智に働いてみたり情に棹さしてみたりしながら
思いついたことや感じたことを徒然に記します 
  nob

憲法の絵本

2006年09月30日 | つれづれ
9月29日、安倍新総理の所信表明演説がありました。その中で憲法に関する部分を抜粋してみました。
 「国の理想、かたちを物語るのは憲法です。現行の憲法は日本が占領されている時代に制定され既に60年近くが経ちました。新しい時代にふさわしい憲法の在り方についての議論が積極的に行われています。与野党において議論が深められ、方向性がしっかりと出てくることを願っております。まずは、日本国憲法の改正手続に関する法律案の早期成立を期待します」(抜粋)
つよく改憲の必要性を論じていた安倍さんでしたが、所信表明では若干トーンダウンしているようです。とはいえ自主憲法の制定を目論んでいることは伝わってきます。

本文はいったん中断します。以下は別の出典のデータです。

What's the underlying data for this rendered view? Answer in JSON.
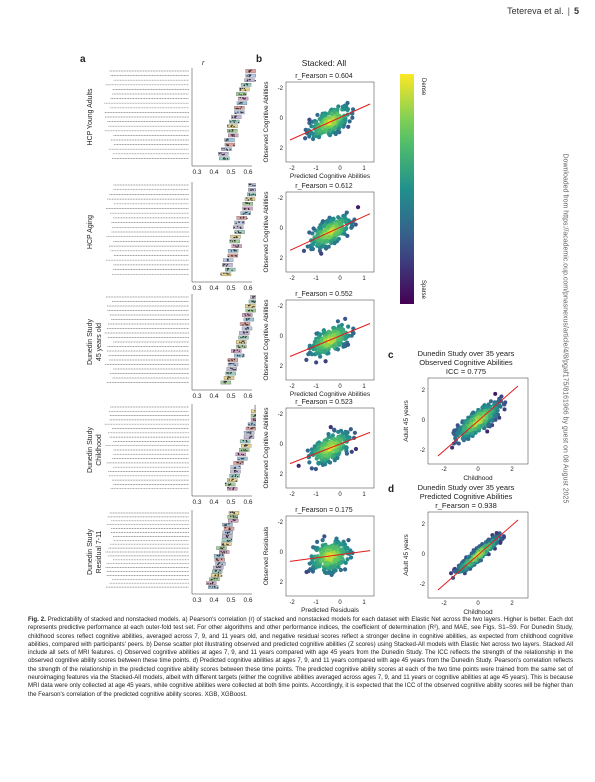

『国の理想、かたちを物語るのは憲法』という部分は改憲・護憲を主張するいずれの考え方にも異論はないと思います。ただ「国の理想、かたち」をどうするかで大きくかわってくるでしょう。折りしも先日読んだ井上ひさし氏著「子どもにつたえる日本国憲法」のなかに―「憲法」は<この国のかたち>である―との記述がありました。「憲法はその国のおおもとを決めるきまりであって、そのきまりにそって細かいルールが決められる。そういうルールが集まって、やさしい国ができたり喧嘩の好きな国ができあがったりする」というような解説がなされていました。

以前、このブログで憲法について「憲法を改正した方が良いのか、悪いのか、私はわかりません。今のところ生活するうえで、この憲法で何ら不都合が無いというのが実感です」というような愚見を述べました。そのときはただ漠然と改憲の必要はないと思っていましたが、今「子どもにつたえる日本国憲法」を読んでみて「現行憲法、変えないほうがいい」との思いが少しはっきりしてきました。

この本のなかで日本国憲法の前文を子どもたちへ解説している一部分を書き写してみます。

~ 私たちは、世界の人たちがみな
こわがったり飢えたりせずに
ただおだやかな生き方をしたいと
願うのは
当たり前だということを
いま一度
自分に言い聞かせ
どんなことがあっても
そのじゃまをしてはならないと
たしかに決めた ~


いわさきちひろさんの挿絵につつまれて井上ひさしさんの文章が素敵な詩となって心に伝わってきます。この絵本は子どもたちにも大人たちにも憲法のことをやさしく紹介してくれています。

日本国憲法は誰が創ったとか何時どうやってできたとかはどうだっていいのです。それが素晴らしいものなら。